Pods check is failing
One or more HM pods are not in a ready state. Investigate the failing pods:
kubectl get pods -A | grep -v Running kubectl describe pod <pod-name> -n <namespace> kubectl logs <pod-name> -n <namespace>
Common causes include image pull failures, resource limits, and crashlooping containers.
Databases check is failing
An EDB Postgres for Kubernetes database cluster is not ready, or its latest backup failed. Check the cluster and backup status:
kubectl get clusters.postgresql.k8s.enterprisedb.io -A kubectl get backups.postgresql.k8s.enterprisedb.io -A --sort-by=.metadata.creationTimestamp
Common causes include storage issues, connection failures, and WAL archiving problems.
Velero backup check is failing
The latest Velero backup is in a failed or partially failed state:
kubectl get backups.velero.io -n velero --sort-by=.metadata.creationTimestamp kubectl describe backup <backup-name> -n velero
Nodes check is failing
One or more cluster nodes are not ready. This affects the entire cluster, not just HM:
kubectl get nodes kubectl describe node <node-name>
Common causes include disk pressure, memory pressure, network unreachable conditions, and kubelet issues.
Certificates check is failing
A cert-manager certificate has not been issued or has expired:
kubectl get certificates -A kubectl describe certificate <cert-name> -n <namespace> kubectl get certificaterequests -A
Common causes include issuer configuration problems, rate limiting (for ACME/Let's Encrypt), and DNS validation failures.

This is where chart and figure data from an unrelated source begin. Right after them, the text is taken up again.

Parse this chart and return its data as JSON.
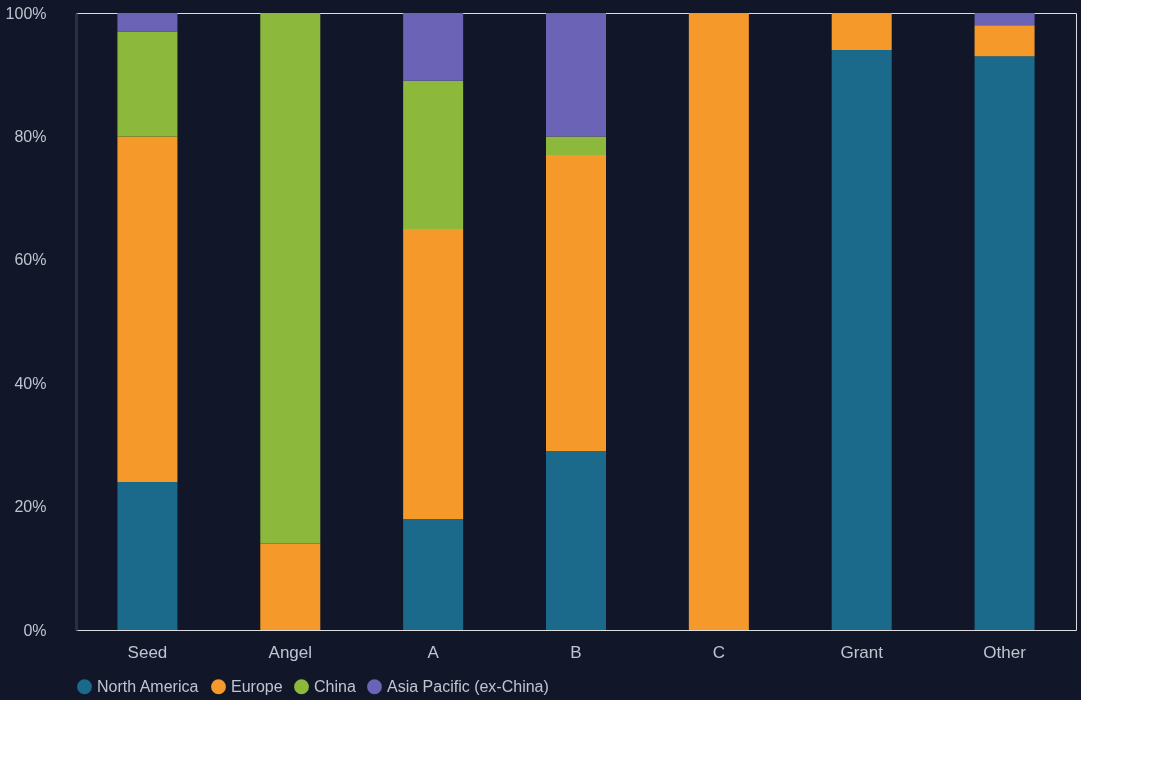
{
  "chart_data": {
    "type": "bar",
    "stacked": true,
    "categories": [
      "Seed",
      "Angel",
      "A",
      "B",
      "C",
      "Grant",
      "Other"
    ],
    "series": [
      {
        "name": "North America",
        "color": "#1b6a8c",
        "values": [
          24,
          0,
          18,
          29,
          0,
          94,
          93
        ]
      },
      {
        "name": "Europe",
        "color": "#f59a2a",
        "values": [
          56,
          14,
          47,
          48,
          100,
          6,
          5
        ]
      },
      {
        "name": "China",
        "color": "#8cb83c",
        "values": [
          17,
          86,
          24,
          3,
          0,
          0,
          0
        ]
      },
      {
        "name": "Asia Pacific (ex-China)",
        "color": "#6b63b5",
        "values": [
          3,
          0,
          11,
          20,
          0,
          0,
          2
        ]
      }
    ],
    "ylim": [
      0,
      100
    ],
    "yticks": [
      {
        "value": 0,
        "label": "0%"
      },
      {
        "value": 20,
        "label": "20%"
      },
      {
        "value": 40,
        "label": "40%"
      },
      {
        "value": 60,
        "label": "60%"
      },
      {
        "value": 80,
        "label": "80%"
      },
      {
        "value": 100,
        "label": "100%"
      }
    ],
    "grid": false,
    "legend": "bottom"
  }
}
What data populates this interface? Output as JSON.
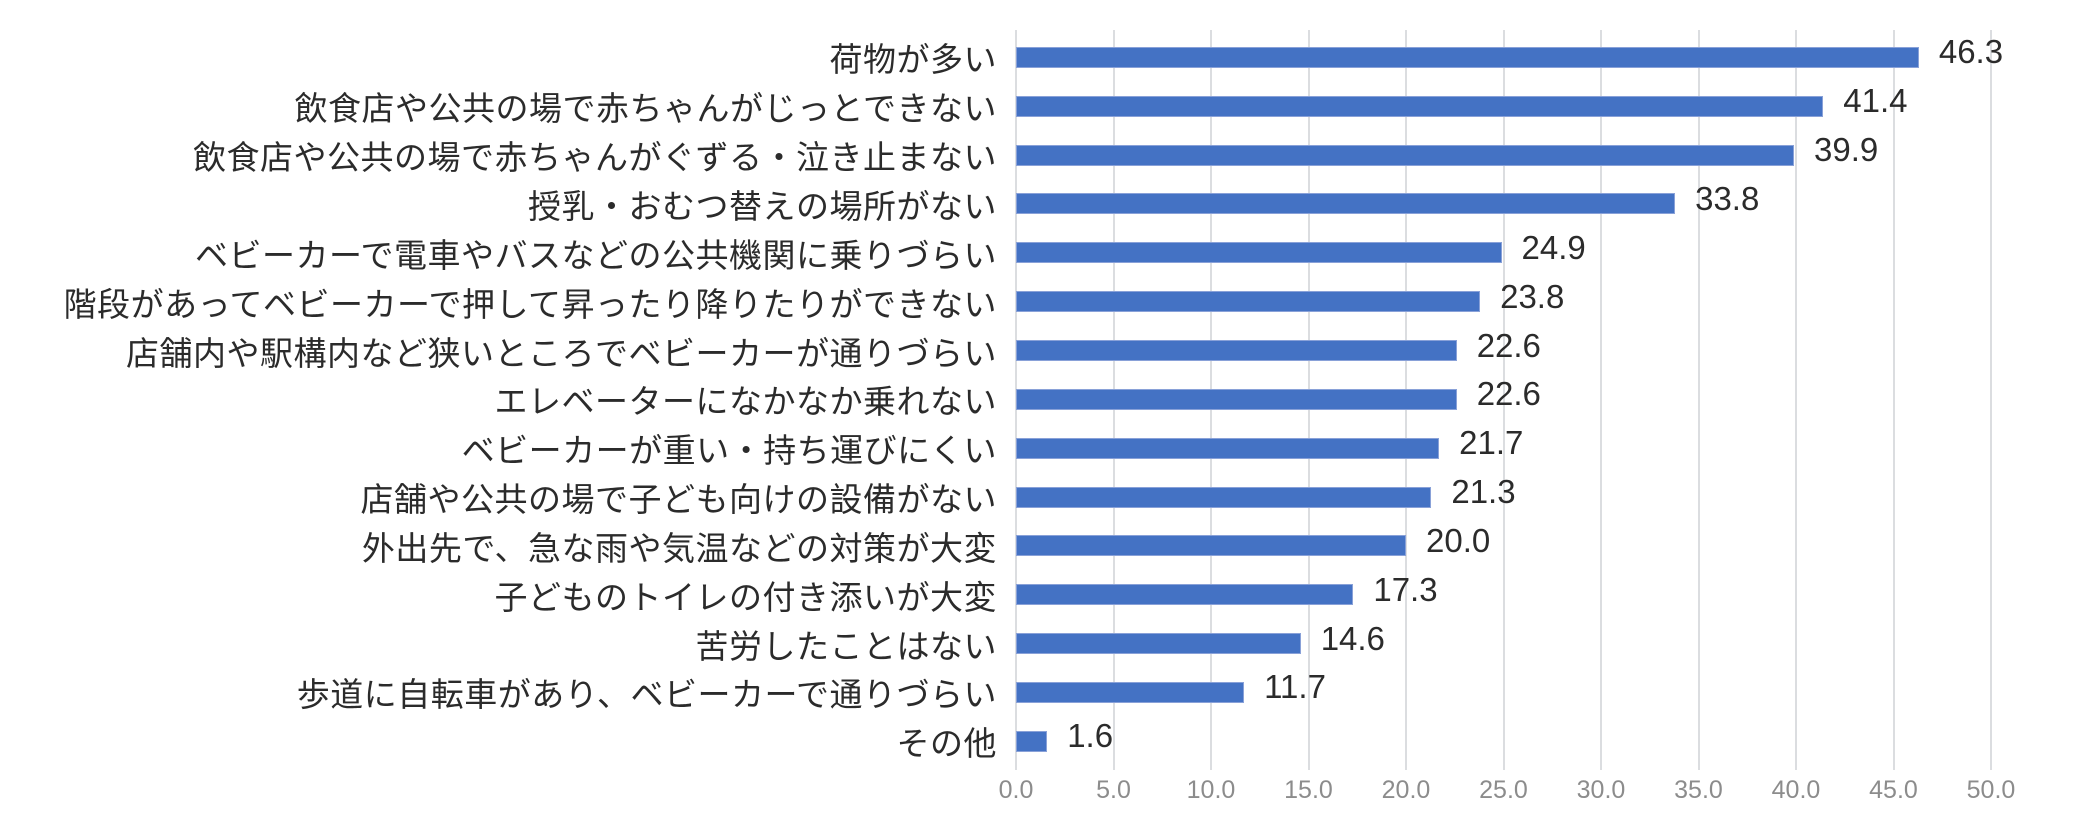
{
  "chart_data": {
    "type": "bar",
    "orientation": "horizontal",
    "title": "",
    "categories": [
      "荷物が多い",
      "飲食店や公共の場で赤ちゃんがじっとできない",
      "飲食店や公共の場で赤ちゃんがぐずる・泣き止まない",
      "授乳・おむつ替えの場所がない",
      "ベビーカーで電車やバスなどの公共機関に乗りづらい",
      "階段があってベビーカーで押して昇ったり降りたりができない",
      "店舗内や駅構内など狭いところでベビーカーが通りづらい",
      "エレベーターになかなか乗れない",
      "ベビーカーが重い・持ち運びにくい",
      "店舗や公共の場で子ども向けの設備がない",
      "外出先で、急な雨や気温などの対策が大変",
      "子どものトイレの付き添いが大変",
      "苦労したことはない",
      "歩道に自転車があり、ベビーカーで通りづらい",
      "その他"
    ],
    "values": [
      46.3,
      41.4,
      39.9,
      33.8,
      24.9,
      23.8,
      22.6,
      22.6,
      21.7,
      21.3,
      20.0,
      17.3,
      14.6,
      11.7,
      1.6
    ],
    "value_labels": [
      "46.3",
      "41.4",
      "39.9",
      "33.8",
      "24.9",
      "23.8",
      "22.6",
      "22.6",
      "21.7",
      "21.3",
      "20.0",
      "17.3",
      "14.6",
      "11.7",
      "1.6"
    ],
    "xlabel": "",
    "ylabel": "",
    "xlim": [
      0.0,
      50.0
    ],
    "x_tick_step": 5.0,
    "x_tick_labels": [
      "0.0",
      "5.0",
      "10.0",
      "15.0",
      "20.0",
      "25.0",
      "30.0",
      "35.0",
      "40.0",
      "45.0",
      "50.0"
    ],
    "grid": "vertical",
    "legend_position": "none",
    "colors": {
      "bar_fill": "#4472C4",
      "bar_border": "#89A1D8",
      "gridline": "#DBDDE0",
      "category_label": "#2B2B2B",
      "value_label": "#2B2B2B",
      "tick_label": "#8C8C8C",
      "background": "#FFFFFF"
    }
  }
}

Configuring the check interval
You can also change the interval in which the postflight check runs.
The spec.interval field controls how often checks run. The operator respects this interval when the phase is Healthy, requeuing for the remaining duration after each successful run.
apiVersion: edbpgai.edb.com/v1alpha1 kind: Postflight metadata: name: edbpgai-postflight spec: hm: name: edbpgai interval: 30m
Note
When the phase transitions to Unhealthy, the status is updated immediately. The interval only affects the cadence of re-checks when the system is healthy.